Methods: We analyzed the data by exploring differences between positive and negative cases (i.e., predicted age, abnormal vs normal ECG) from two large ECG datasets, CODE-15 (N=233770 patients) and SamiTrop (N=1631 patients). Both datasets were processed using the WFDB waveform format. Waveform comparisons revealed minute variations of ECG leads between positive and negative cases. We used the "tsfresh" python library to extract time-series features from each ECG lead. After feature extraction, we mapped the statistically significant features using absolute p-values from Welch's t-test via the SciPy.stats library. The statistically significant features include permutation entropy, root means square (RMS) power, Benford correlation, peak count, kurtosis, count below mean, standard deviation, longest strike below mean, absolute maximum, and more. For modeling, we trained a Random Forest Classifier using scikit-learn in both datasets. To address the substantial class imbalance (~12,000 positives vs. ~300,000 negatives), we adjusted the weight class for underrepresented positive cases. The model hyperparameters were tuned via GridSearchCV with 5-fold cross-validation.

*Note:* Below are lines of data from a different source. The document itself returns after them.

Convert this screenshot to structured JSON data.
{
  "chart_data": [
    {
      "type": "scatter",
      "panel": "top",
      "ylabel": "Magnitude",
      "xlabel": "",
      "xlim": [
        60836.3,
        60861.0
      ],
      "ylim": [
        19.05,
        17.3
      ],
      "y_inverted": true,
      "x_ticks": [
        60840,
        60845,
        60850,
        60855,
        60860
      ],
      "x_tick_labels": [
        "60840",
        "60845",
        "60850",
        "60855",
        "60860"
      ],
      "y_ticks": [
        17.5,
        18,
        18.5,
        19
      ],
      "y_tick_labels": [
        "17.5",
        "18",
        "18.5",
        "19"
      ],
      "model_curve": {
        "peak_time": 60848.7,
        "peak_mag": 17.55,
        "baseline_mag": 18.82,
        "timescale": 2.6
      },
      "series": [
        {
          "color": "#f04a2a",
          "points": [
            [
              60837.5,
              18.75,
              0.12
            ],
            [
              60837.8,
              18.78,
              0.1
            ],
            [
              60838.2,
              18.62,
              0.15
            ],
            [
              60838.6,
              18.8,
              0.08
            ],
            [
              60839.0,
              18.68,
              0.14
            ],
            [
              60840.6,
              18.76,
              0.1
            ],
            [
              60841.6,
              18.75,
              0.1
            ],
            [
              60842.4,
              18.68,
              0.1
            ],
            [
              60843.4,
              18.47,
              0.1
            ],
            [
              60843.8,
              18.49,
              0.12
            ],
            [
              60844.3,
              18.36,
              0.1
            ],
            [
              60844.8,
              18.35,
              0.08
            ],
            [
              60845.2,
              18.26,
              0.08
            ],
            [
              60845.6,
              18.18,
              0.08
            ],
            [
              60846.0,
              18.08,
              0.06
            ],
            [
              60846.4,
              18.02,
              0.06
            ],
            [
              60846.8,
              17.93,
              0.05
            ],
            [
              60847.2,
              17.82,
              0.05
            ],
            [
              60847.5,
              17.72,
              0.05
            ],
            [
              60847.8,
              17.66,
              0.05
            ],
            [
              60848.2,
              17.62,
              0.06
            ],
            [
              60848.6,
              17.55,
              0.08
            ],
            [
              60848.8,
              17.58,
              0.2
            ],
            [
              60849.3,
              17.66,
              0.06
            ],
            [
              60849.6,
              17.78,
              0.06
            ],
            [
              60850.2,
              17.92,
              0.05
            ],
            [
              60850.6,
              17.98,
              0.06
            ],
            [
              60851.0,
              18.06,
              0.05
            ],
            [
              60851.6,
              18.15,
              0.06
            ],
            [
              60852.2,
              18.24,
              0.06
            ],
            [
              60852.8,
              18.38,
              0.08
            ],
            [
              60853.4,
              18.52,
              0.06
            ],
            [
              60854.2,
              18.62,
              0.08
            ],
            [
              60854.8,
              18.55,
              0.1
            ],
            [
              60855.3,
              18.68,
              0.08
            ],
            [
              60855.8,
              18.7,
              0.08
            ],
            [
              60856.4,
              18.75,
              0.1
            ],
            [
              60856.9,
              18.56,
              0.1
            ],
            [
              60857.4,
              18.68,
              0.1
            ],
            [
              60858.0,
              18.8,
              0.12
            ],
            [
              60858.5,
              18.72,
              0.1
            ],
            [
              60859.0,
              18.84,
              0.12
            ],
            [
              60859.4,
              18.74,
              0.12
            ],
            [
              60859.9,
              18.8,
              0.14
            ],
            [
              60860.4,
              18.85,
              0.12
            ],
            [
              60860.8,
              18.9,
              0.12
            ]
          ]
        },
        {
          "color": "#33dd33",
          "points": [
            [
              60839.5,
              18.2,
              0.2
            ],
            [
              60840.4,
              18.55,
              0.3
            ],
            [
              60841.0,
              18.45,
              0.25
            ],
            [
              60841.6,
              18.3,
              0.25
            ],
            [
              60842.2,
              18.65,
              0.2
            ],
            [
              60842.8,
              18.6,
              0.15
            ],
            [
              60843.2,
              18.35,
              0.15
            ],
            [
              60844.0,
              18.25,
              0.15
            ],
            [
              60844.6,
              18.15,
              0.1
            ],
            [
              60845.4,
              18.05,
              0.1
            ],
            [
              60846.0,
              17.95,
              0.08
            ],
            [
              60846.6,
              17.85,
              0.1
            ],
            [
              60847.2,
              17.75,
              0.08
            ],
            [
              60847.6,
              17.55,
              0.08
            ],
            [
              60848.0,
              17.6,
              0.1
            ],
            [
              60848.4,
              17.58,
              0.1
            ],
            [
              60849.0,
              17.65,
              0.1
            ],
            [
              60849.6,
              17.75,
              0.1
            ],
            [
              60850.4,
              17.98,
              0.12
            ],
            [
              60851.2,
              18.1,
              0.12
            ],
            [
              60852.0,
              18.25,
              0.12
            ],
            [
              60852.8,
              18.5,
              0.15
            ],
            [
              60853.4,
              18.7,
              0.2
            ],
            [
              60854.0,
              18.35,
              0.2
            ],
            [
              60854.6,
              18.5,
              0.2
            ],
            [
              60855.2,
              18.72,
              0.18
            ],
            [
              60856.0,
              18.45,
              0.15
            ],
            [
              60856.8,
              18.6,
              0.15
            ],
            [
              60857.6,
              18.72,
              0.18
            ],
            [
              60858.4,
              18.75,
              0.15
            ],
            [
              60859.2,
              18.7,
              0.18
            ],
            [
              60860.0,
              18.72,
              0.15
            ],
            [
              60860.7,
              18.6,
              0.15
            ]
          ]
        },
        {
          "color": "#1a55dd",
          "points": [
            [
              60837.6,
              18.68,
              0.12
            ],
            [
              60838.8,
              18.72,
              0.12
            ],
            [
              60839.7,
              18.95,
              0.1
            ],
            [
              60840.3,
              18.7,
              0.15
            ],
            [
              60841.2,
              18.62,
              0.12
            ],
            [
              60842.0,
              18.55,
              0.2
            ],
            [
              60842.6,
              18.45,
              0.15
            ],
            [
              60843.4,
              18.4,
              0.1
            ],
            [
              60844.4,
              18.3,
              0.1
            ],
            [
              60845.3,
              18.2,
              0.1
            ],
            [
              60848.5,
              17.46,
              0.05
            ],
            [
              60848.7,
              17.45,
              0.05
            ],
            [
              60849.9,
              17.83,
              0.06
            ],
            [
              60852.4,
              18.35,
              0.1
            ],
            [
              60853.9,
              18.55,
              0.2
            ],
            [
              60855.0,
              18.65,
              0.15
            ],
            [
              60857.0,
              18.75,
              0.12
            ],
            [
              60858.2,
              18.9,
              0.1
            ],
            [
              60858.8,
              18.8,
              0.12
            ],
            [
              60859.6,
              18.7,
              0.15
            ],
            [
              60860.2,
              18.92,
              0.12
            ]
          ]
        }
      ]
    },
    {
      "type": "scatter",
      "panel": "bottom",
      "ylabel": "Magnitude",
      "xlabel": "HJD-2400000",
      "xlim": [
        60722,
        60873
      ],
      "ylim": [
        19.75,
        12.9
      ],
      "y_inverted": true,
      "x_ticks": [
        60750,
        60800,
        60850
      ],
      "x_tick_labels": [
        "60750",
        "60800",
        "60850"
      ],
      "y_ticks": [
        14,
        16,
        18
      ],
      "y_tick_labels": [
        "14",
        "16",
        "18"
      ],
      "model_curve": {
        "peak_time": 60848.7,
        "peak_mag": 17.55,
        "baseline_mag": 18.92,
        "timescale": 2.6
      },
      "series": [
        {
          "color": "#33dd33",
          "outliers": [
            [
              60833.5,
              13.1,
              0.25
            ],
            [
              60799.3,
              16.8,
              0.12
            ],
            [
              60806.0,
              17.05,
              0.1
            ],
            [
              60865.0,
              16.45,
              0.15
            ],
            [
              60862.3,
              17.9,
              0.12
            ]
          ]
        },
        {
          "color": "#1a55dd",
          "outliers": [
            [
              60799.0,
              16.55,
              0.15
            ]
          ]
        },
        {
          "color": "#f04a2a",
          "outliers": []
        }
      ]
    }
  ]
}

Results: Our cross-validation score, trained on the CODE15 and SamiTrop dataset and tested on 20% of the CODE15 dataset, was 0.537. The PhysioNet Challenge score was trained on both datasets and tested at 0.545.
Conclusion: This model offered numerous directions for future plans. We plan to investigate using SMOTE to oversample positive cases and extend the analysis to deep-learning models such as Convolutional Neural Networks (CNN) to better recognize hidden ECG lead patterns.